The last Sears store in the Twin Cities is now headed for closure as liquidators — along with longtime Sears Holdings Chairman Edward Lampert — jockey in bankruptcy court to get what's left of the company.
When Sears Holdings is finally dead, Lampert should be remembered as the professional investor who didn't want to invest.
Sears peaked long before Lampert got there, yet he's always going to be known for its decline. His investment funds took control of Kmart more than 15 years ago, and he then engineered a 2005 merger with the even more storied American retailer Sears, Roebuck and Co., emerging as chairman of the new Sears Holdings.
What happened next is not much. Maybe day-to-day operations improved, but there was no bold new strategy, no transformation, no winning new concept. Those things would have cost money, and Lampert didn't want to invest.

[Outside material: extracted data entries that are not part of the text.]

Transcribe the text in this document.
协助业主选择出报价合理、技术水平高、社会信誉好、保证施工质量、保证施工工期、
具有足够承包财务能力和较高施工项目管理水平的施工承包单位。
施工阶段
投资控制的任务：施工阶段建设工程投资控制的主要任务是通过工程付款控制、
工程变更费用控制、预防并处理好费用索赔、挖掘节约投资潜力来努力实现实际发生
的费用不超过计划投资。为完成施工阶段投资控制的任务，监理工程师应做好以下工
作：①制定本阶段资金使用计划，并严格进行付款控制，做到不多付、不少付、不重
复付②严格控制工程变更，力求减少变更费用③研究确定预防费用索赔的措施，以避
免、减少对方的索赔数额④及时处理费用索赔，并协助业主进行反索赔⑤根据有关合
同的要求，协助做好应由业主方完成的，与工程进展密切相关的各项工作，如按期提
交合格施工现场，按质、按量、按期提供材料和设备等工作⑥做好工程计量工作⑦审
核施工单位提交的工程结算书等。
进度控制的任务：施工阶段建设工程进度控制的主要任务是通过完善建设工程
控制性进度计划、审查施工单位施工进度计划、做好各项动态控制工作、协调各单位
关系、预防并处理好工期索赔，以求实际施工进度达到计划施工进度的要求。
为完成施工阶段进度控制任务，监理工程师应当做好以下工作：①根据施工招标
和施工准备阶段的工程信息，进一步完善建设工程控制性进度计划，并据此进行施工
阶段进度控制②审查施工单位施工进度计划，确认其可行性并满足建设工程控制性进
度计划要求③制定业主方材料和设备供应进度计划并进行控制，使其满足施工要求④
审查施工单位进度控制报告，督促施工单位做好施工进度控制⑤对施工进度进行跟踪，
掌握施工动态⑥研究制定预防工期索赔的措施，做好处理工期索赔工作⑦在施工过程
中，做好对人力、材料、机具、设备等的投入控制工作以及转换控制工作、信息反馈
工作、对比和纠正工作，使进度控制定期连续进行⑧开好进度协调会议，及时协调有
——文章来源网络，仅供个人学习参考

We now might think we all saw this coming years ago, but it's well worth going back to the period just after the merger. That was the last best chance for a rebirth of the company, before the Great Recession, when the consumer was still spending and before Amazon.com became the new American everything store.
It's a harsh world for retailers and maybe nothing would have worked, but Lampert gave away the company's best chance.
Lampert had come onto the scene a few years before as a fund manager investing in the debt of Kmart, a company with its own rich history going back more than 100 years. When Kmart emerged from bankruptcy, investment partnerships that Lampert ran ended up with most of the ownership in a smaller, reconstituted Kmart.
In late 2004, the two retailers announced that Kmart would be taking over Sears in a deal valued at roughly $11 billion. Both companies had seen better days, and both were looking uphill at that era's strongest players, Walmart and Target.